Gute Aussichten für die Schwellenländer

Da die sogenannten Schwellenländer die Covid-19-Krise besser bewältigen als der Rest der Welt, dürften die dortigen Unternehmen von einem günstigeren wirtschaftlichen Umfeld profitieren.

„Wir sind optimistisch hinsichtlich der Schwellenländer, da es sowohl Bewertungs- als auch wirtschaftliche Argumente gibt, die für diese Regionen sprechen“, so Xavier Hovasse, Head of Emerging Equities bei Carmignac.

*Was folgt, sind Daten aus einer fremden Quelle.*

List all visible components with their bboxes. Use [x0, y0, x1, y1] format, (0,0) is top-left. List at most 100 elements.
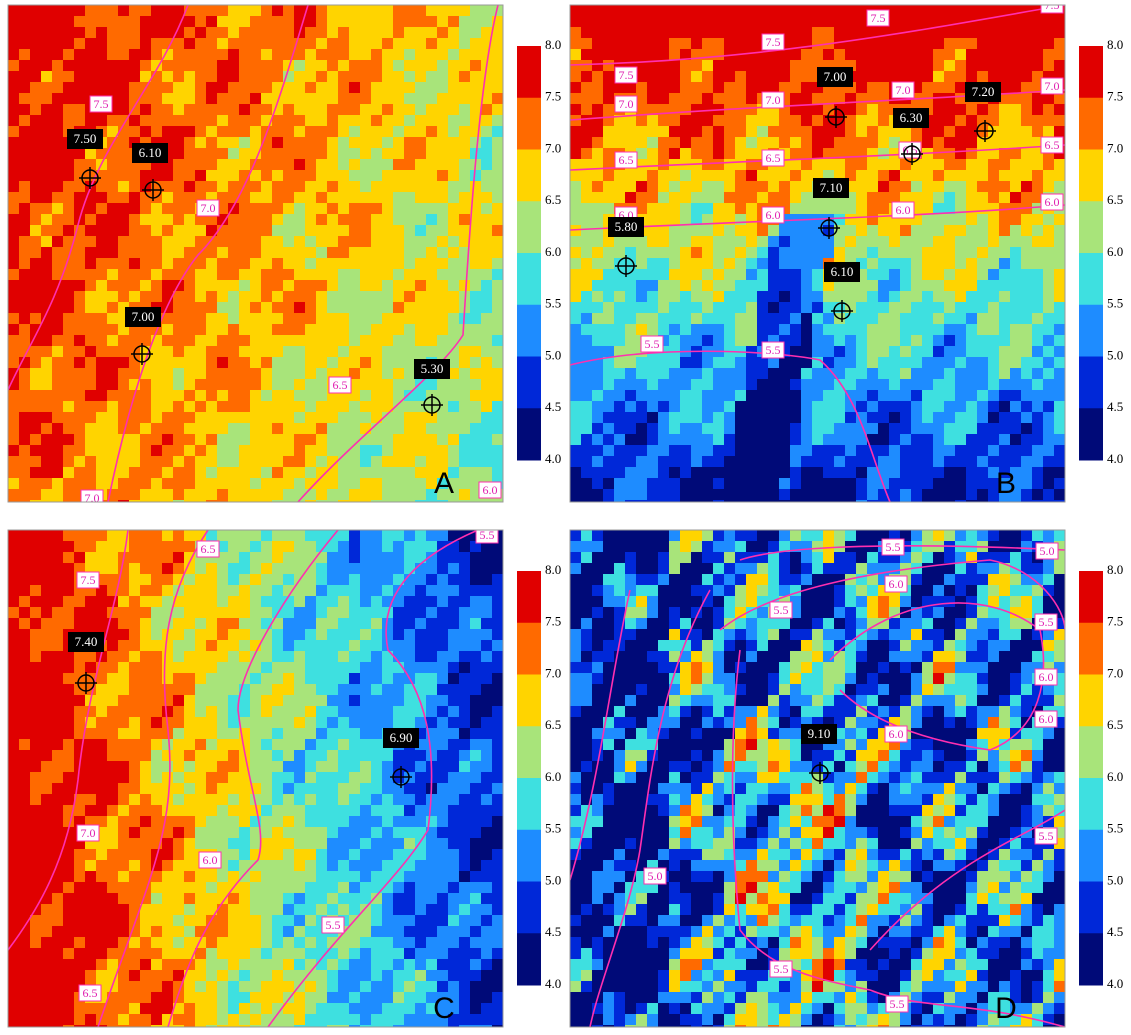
- contour-label: 7.0: [615, 96, 637, 112]
- raster-cell: [228, 673, 240, 685]
- raster-cell: [933, 258, 945, 270]
- raster-cell: [41, 335, 53, 347]
- raster-cell: [393, 563, 405, 575]
- raster-cell: [338, 585, 350, 597]
- raster-cell: [228, 651, 240, 663]
- raster-cell: [658, 93, 670, 105]
- raster-cell: [41, 181, 53, 193]
- raster-cell: [41, 456, 53, 468]
- raster-cell: [988, 456, 1000, 468]
- raster-cell: [614, 247, 626, 259]
- raster-cell: [581, 478, 593, 490]
- raster-cell: [801, 412, 813, 424]
- raster-cell: [669, 27, 681, 39]
- raster-cell: [393, 607, 405, 619]
- raster-cell: [371, 49, 383, 61]
- raster-cell: [636, 247, 648, 259]
- raster-cell: [746, 192, 758, 204]
- raster-cell: [140, 640, 152, 652]
- raster-cell: [724, 214, 736, 226]
- raster-cell: [900, 335, 912, 347]
- raster-cell: [283, 618, 295, 630]
- raster-cell: [790, 478, 802, 490]
- raster-cell: [724, 126, 736, 138]
- raster-cell: [768, 478, 780, 490]
- raster-cell: [448, 596, 460, 608]
- raster-cell: [184, 104, 196, 116]
- raster-cell: [768, 170, 780, 182]
- raster-cell: [448, 71, 460, 83]
- raster-cell: [294, 456, 306, 468]
- raster-cell: [360, 390, 372, 402]
- raster-cell: [481, 159, 493, 171]
- raster-cell: [911, 291, 923, 303]
- raster-cell: [52, 126, 64, 138]
- raster-cell: [118, 60, 130, 72]
- raster-cell: [889, 390, 901, 402]
- raster-cell: [173, 401, 185, 413]
- raster-cell: [614, 335, 626, 347]
- raster-cell: [8, 27, 20, 39]
- raster-cell: [470, 379, 482, 391]
- raster-cell: [85, 541, 97, 553]
- raster-cell: [19, 203, 31, 215]
- raster-cell: [647, 313, 659, 325]
- raster-cell: [570, 247, 582, 259]
- raster-cell: [305, 357, 317, 369]
- raster-cell: [393, 530, 405, 542]
- raster-cell: [316, 247, 328, 259]
- raster-cell: [283, 159, 295, 171]
- raster-cell: [448, 60, 460, 72]
- raster-cell: [228, 60, 240, 72]
- raster-cell: [647, 434, 659, 446]
- raster-cell: [316, 563, 328, 575]
- raster-cell: [250, 489, 262, 501]
- raster-cell: [823, 27, 835, 39]
- raster-cell: [151, 203, 163, 215]
- contour-label: 6.0: [762, 207, 784, 223]
- raster-cell: [338, 640, 350, 652]
- raster-cell: [625, 412, 637, 424]
- raster-cell: [338, 258, 350, 270]
- raster-cell: [173, 390, 185, 402]
- raster-cell: [272, 357, 284, 369]
- raster-cell: [603, 379, 615, 391]
- raster-cell: [96, 401, 108, 413]
- raster-cell: [933, 104, 945, 116]
- raster-cell: [294, 607, 306, 619]
- raster-cell: [878, 137, 890, 149]
- raster-cell: [1010, 456, 1022, 468]
- raster-cell: [129, 478, 141, 490]
- raster-cell: [382, 148, 394, 160]
- raster-cell: [294, 104, 306, 116]
- raster-cell: [96, 423, 108, 435]
- raster-cell: [724, 159, 736, 171]
- raster-cell: [603, 170, 615, 182]
- raster-cell: [691, 60, 703, 72]
- raster-cell: [1021, 27, 1033, 39]
- raster-cell: [415, 379, 427, 391]
- raster-cell: [349, 541, 361, 553]
- colorbar-segment: [1079, 253, 1103, 305]
- raster-cell: [933, 82, 945, 94]
- raster-cell: [261, 291, 273, 303]
- raster-cell: [261, 489, 273, 501]
- raster-cell: [592, 104, 604, 116]
- raster-cell: [239, 574, 251, 586]
- raster-cell: [614, 456, 626, 468]
- raster-cell: [294, 137, 306, 149]
- raster-cell: [19, 412, 31, 424]
- raster-cell: [118, 181, 130, 193]
- raster-cell: [52, 541, 64, 553]
- raster-cell: [757, 71, 769, 83]
- raster-cell: [1054, 390, 1066, 402]
- raster-cell: [570, 192, 582, 204]
- raster-cell: [272, 390, 284, 402]
- raster-cell: [63, 401, 75, 413]
- raster-cell: [779, 412, 791, 424]
- raster-cell: [261, 640, 273, 652]
- raster-cell: [988, 280, 1000, 292]
- raster-cell: [8, 412, 20, 424]
- raster-cell: [459, 390, 471, 402]
- raster-cell: [426, 258, 438, 270]
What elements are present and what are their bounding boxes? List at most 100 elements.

Obwohl die Pandemie in Asien begann, war 2020 die Zahl der Coronavirus-Fälle pro Million Einwohner in der Region sowie in Lateinamerika (mit Ausnahme von Brasilien) deutlich geringer als in Europa oder in den USA. Der erfolgreiche Umgang mit der Gesundheitskrise hat sich sehr positiv auf die Schwellenländer ausgewirkt. Darüber hinaus war in einigen Ländern, insbesondere in Asien, die finanzielle Unterstützung der Wirtschaft im Jahr 2020 weitaus geringer als in Europa und in den USA. In Asien wurden staatliche Hilfen von weniger als 4 Prozent des Bruttoinlandsprodukts (BIP) bereitgestellt, verglichen mit mehr als 6 Prozent in Europa und über 8 Prozent in den USA.

In den Schwellenländern, vor allem in China, gab es daher viel früher Anzeichen für eine wirtschaftliche Erholung als in den Industrieländern. So erreichte die chinesische Industrieproduktion bereits im vergangenen Sommer wieder das Vorkrisenniveau, sodass Chinas Exporteure im vergangenen Jahr Marktanteile hinzugewinnen konnten. Folglich wird erwartet, dass die chinesische Wirtschaft in diesem Jahr um 8,2 Prozent wachsen wird, nach einem Anstieg von 1,9 Prozent im Jahr 2020. In der Eurozone hingegen könnte das Wachstum im Jahr 2021 bei 5,2 Prozent liegen, nach einem Rückgang von 8,3 Prozent im vergangenen Jahr.

Verbesserte wirtschaftliche Fundamentaldaten könnten Unternehmen aus den Schwellenländern helfen, höhere Gewinne zu erzielen und ihre Aktienkurse zu stützen, bei denen gegenüber den Industrieländern nach wie vor Aufholbedarf besteht. Wenngleich die Aktien der Schwellenländer im vergangenen Jahr um 18 Prozent zulegten, liegt angesichts ihrer zehnjährigen Underperformance im Vergleich zu den Industrieländern noch ein weiter Weg vor ihnen.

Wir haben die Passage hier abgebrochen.